Kempskie put me in touch with Angel Grant, Principal Manager of the Identity Verification and Protection Group at RSA. She acknowledges that it’s getting easier and easier for fraudsters to tap into the public data that KBA uses. “I could go out and buy an identity report on you for about $25. It’s a commodity. We’re aware of that and we’re built that intelligence into our infrastructure,’’ she says. Example: RSA now gets from PeopleFinders.com and other data vendors reports on what searches they’ve sold. That allows RSA to give banks and other clients the option of excluding questions based on data that has been retrieved recently by some unknown person.

In addition, RSA has been adding more obscure, less public, data. Grant reports she was demonstrating the service to someone recently, and it spit out a question asking him which Pop Warner Youth Football league he’d previously coached in. “We have that data. But if a Russian gang is trying to impersonate the person, they probably don’t even know what Pop Warner is,’’ she boasts.

Consumers like KBA because it’s fast and companies like it because it’s cheap, Grant notes. One new health insurer client, for example, used to spend $15 to $20 per person to print out PINs and mail them to subscribers who wanted on-line access, she says.

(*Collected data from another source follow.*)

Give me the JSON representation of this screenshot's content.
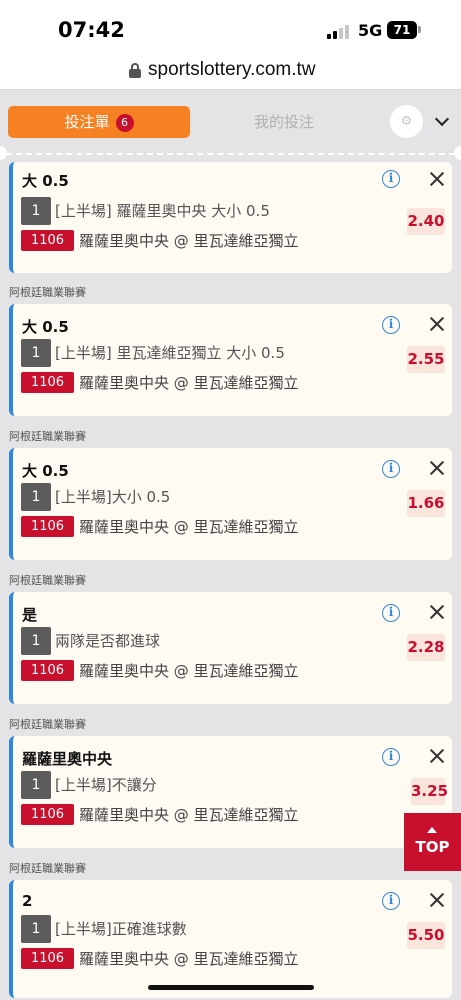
{
  "status_bar": {
    "time": "07:42",
    "network": "5G",
    "battery": "71"
  },
  "browser": {
    "url": "sportslottery.com.tw"
  },
  "betslip": {
    "tab_betslip": "投注單",
    "badge_count": "6",
    "tab_mybets": "我的投注",
    "settings_icon": "⚙"
  },
  "league_label": "阿根廷職業聯賽",
  "bets": [
    {
      "selection": "大 0.5",
      "index": "1",
      "market": "[上半場] 羅薩里奧中央 大小 0.5",
      "match_code": "1106",
      "match": "羅薩里奧中央 @ 里瓦達維亞獨立",
      "odds": "2.40"
    },
    {
      "selection": "大 0.5",
      "index": "1",
      "market": "[上半場] 里瓦達維亞獨立 大小 0.5",
      "match_code": "1106",
      "match": "羅薩里奧中央 @ 里瓦達維亞獨立",
      "odds": "2.55"
    },
    {
      "selection": "大 0.5",
      "index": "1",
      "market": "[上半場]大小 0.5",
      "match_code": "1106",
      "match": "羅薩里奧中央 @ 里瓦達維亞獨立",
      "odds": "1.66"
    },
    {
      "selection": "是",
      "index": "1",
      "market": "兩隊是否都進球",
      "match_code": "1106",
      "match": "羅薩里奧中央 @ 里瓦達維亞獨立",
      "odds": "2.28"
    },
    {
      "selection": "羅薩里奧中央",
      "index": "1",
      "market": "[上半場]不讓分",
      "match_code": "1106",
      "match": "羅薩里奧中央 @ 里瓦達維亞獨立",
      "odds": "3.25"
    },
    {
      "selection": "2",
      "index": "1",
      "market": "[上半場]正確進球數",
      "match_code": "1106",
      "match": "羅薩里奧中央 @ 里瓦達維亞獨立",
      "odds": "5.50"
    }
  ],
  "top_button": "TOP",
  "info_icon_glyph": "i",
  "colors": {
    "accent_orange": "#f68122",
    "brand_red": "#c8102e",
    "info_blue": "#2e86de"
  }
}
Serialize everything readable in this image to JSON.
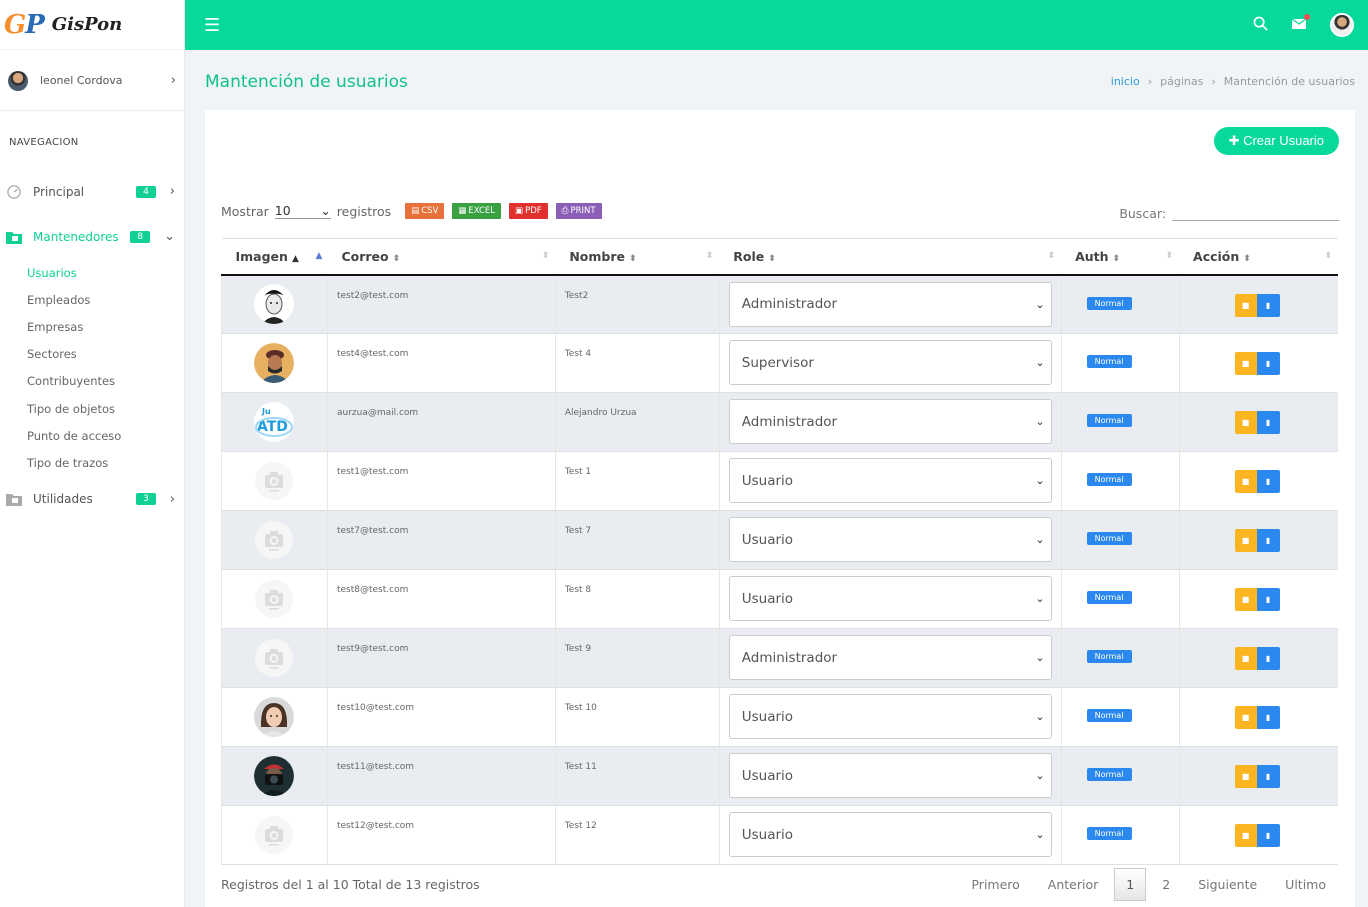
{
  "brand": {
    "logo_letters": "GP",
    "name": "GisPon"
  },
  "user": {
    "name": "leonel Cordova"
  },
  "nav": {
    "section_label": "NAVEGACION",
    "principal": {
      "label": "Principal",
      "badge": "4"
    },
    "mantenedores": {
      "label": "Mantenedores",
      "badge": "8"
    },
    "sub_items": [
      "Usuarios",
      "Empleados",
      "Empresas",
      "Sectores",
      "Contribuyentes",
      "Tipo de objetos",
      "Punto de acceso",
      "Tipo de trazos"
    ],
    "utilidades": {
      "label": "Utilidades",
      "badge": "3"
    }
  },
  "page": {
    "title": "Mantención de usuarios"
  },
  "breadcrumb": {
    "home": "inicio",
    "middle": "páginas",
    "current": "Mantención de usuarios"
  },
  "create_button": "Crear Usuario",
  "controls": {
    "show_label": "Mostrar",
    "show_value": "10",
    "records_label": "registros",
    "search_label": "Buscar:"
  },
  "export_buttons": [
    {
      "label": "CSV",
      "color": "#e8703a"
    },
    {
      "label": "EXCEL",
      "color": "#3aa142"
    },
    {
      "label": "PDF",
      "color": "#e0312e"
    },
    {
      "label": "PRINT",
      "color": "#8c5fb7"
    }
  ],
  "table": {
    "headers": [
      "Imagen",
      "Correo",
      "Nombre",
      "Role",
      "Auth",
      "Acción"
    ],
    "rows": [
      {
        "email": "test2@test.com",
        "name": "Test2",
        "role": "Administrador",
        "auth": "Normal",
        "avatar": "photo-bw"
      },
      {
        "email": "test4@test.com",
        "name": "Test 4",
        "role": "Supervisor",
        "auth": "Normal",
        "avatar": "photo-hat"
      },
      {
        "email": "aurzua@mail.com",
        "name": "Alejandro Urzua",
        "role": "Administrador",
        "auth": "Normal",
        "avatar": "logo"
      },
      {
        "email": "test1@test.com",
        "name": "Test 1",
        "role": "Usuario",
        "auth": "Normal",
        "avatar": "placeholder"
      },
      {
        "email": "test7@test.com",
        "name": "Test 7",
        "role": "Usuario",
        "auth": "Normal",
        "avatar": "placeholder"
      },
      {
        "email": "test8@test.com",
        "name": "Test 8",
        "role": "Usuario",
        "auth": "Normal",
        "avatar": "placeholder"
      },
      {
        "email": "test9@test.com",
        "name": "Test 9",
        "role": "Administrador",
        "auth": "Normal",
        "avatar": "placeholder"
      },
      {
        "email": "test10@test.com",
        "name": "Test 10",
        "role": "Usuario",
        "auth": "Normal",
        "avatar": "photo-woman"
      },
      {
        "email": "test11@test.com",
        "name": "Test 11",
        "role": "Usuario",
        "auth": "Normal",
        "avatar": "photo-camera"
      },
      {
        "email": "test12@test.com",
        "name": "Test 12",
        "role": "Usuario",
        "auth": "Normal",
        "avatar": "placeholder"
      }
    ]
  },
  "footer": {
    "info": "Registros del 1 al 10 Total de 13 registros"
  },
  "pagination": {
    "first": "Primero",
    "prev": "Anterior",
    "pages": [
      "1",
      "2"
    ],
    "current": "1",
    "next": "Siguiente",
    "last": "Ultimo"
  },
  "colors": {
    "accent": "#07d89b",
    "blue": "#2a88ef",
    "yellow": "#fbb521"
  }
}
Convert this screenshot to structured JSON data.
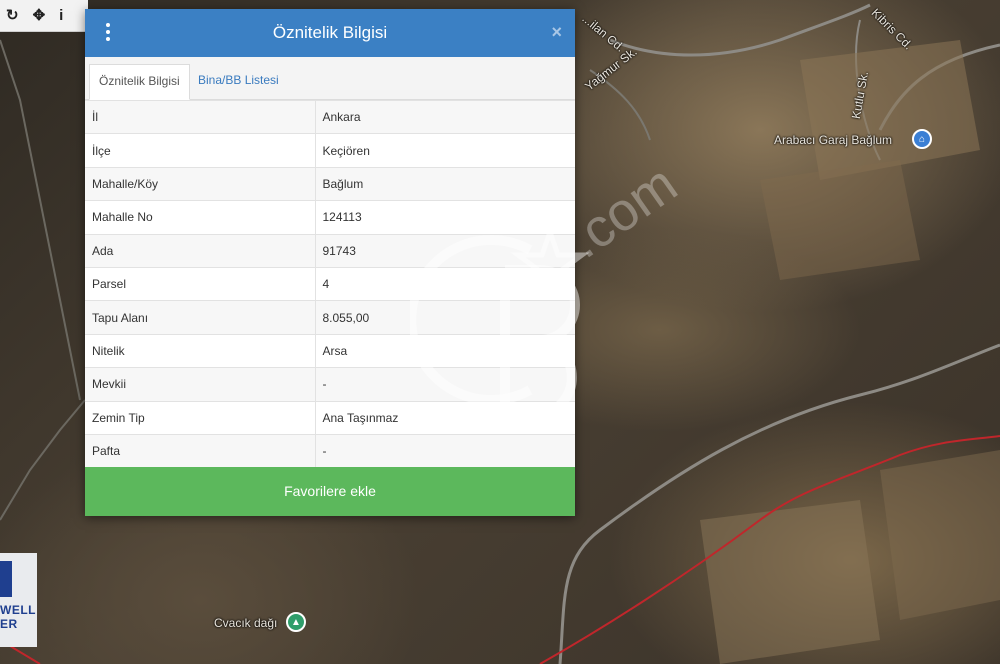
{
  "toolbar": {
    "tools": [
      {
        "icon": "refresh-icon",
        "glyph": "↻"
      },
      {
        "icon": "move-icon",
        "glyph": "✥"
      },
      {
        "icon": "info-icon",
        "glyph": "i"
      }
    ]
  },
  "map": {
    "labels": {
      "street1": "Yağmur Sk.",
      "street2": "Kibris Cd.",
      "street3": "Kutlu Sk.",
      "street4": "...ilan Cd.",
      "poi1": "Arabacı Garaj Bağlum",
      "poi2": "Cvacık dağı"
    },
    "colors": {
      "boundary": "#c0262b",
      "poi_blue": "#3b7fd4",
      "poi_green": "#2f9e6b"
    }
  },
  "brand_card": {
    "line1": "WELL",
    "line2": "ER"
  },
  "dialog": {
    "title": "Öznitelik Bilgisi",
    "close_glyph": "×",
    "tabs": [
      {
        "label": "Öznitelik Bilgisi",
        "active": true
      },
      {
        "label": "Bina/BB Listesi",
        "active": false
      }
    ],
    "rows": [
      {
        "key": "İl",
        "value": "Ankara"
      },
      {
        "key": "İlçe",
        "value": "Keçiören"
      },
      {
        "key": "Mahalle/Köy",
        "value": "Bağlum"
      },
      {
        "key": "Mahalle No",
        "value": "124113"
      },
      {
        "key": "Ada",
        "value": "91743"
      },
      {
        "key": "Parsel",
        "value": "4"
      },
      {
        "key": "Tapu Alanı",
        "value": "8.055,00"
      },
      {
        "key": "Nitelik",
        "value": "Arsa"
      },
      {
        "key": "Mevkii",
        "value": "-"
      },
      {
        "key": "Zemin Tip",
        "value": "Ana Taşınmaz"
      },
      {
        "key": "Pafta",
        "value": "-"
      }
    ],
    "favorite_button": "Favorilere ekle",
    "header_color": "#3b80c4",
    "button_color": "#5cb85c"
  },
  "watermark": {
    "text": ".com"
  }
}
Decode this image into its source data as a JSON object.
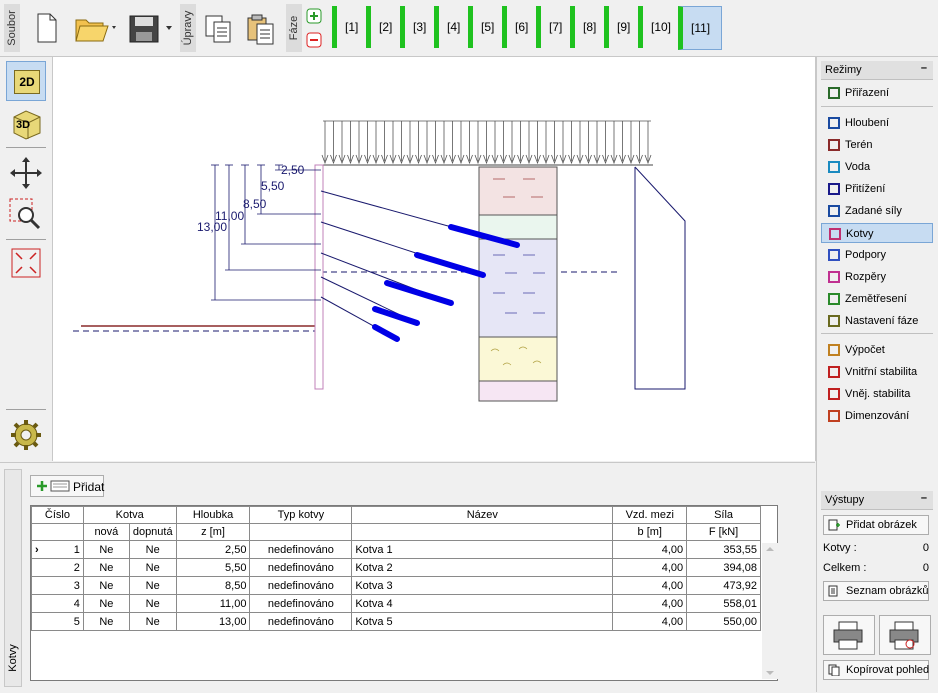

Of course, it’s not just public-record based authentication that’s facing new pressures. Those “challenge” questions you set up, based on your first pet, or school mascot or mother’s middle name? “The challenge questions are more guessable for fraudsters because it’s available at no cost through Facebook,’’ Grant observes. That creates two problems. One, obviously, is that these questions aren’t as secure. The second, she says, is that more people, realizing the information is out there, are trying to protect themselves by making up fictitious answers to questions —and then forgetting the made-up answers. (Grant confesses she herself forgot one.)

What’s next? RSA is now researching security questions based on buying patterns, such as, “What Dunkin Donut do you buy coffee at?” That has its own downside—consumers may be put off by the notion that Big Brother banker knows all about their donut consumption. I suppose it’s only a matter of time before some bank asks me where Steven Novack buys his donuts.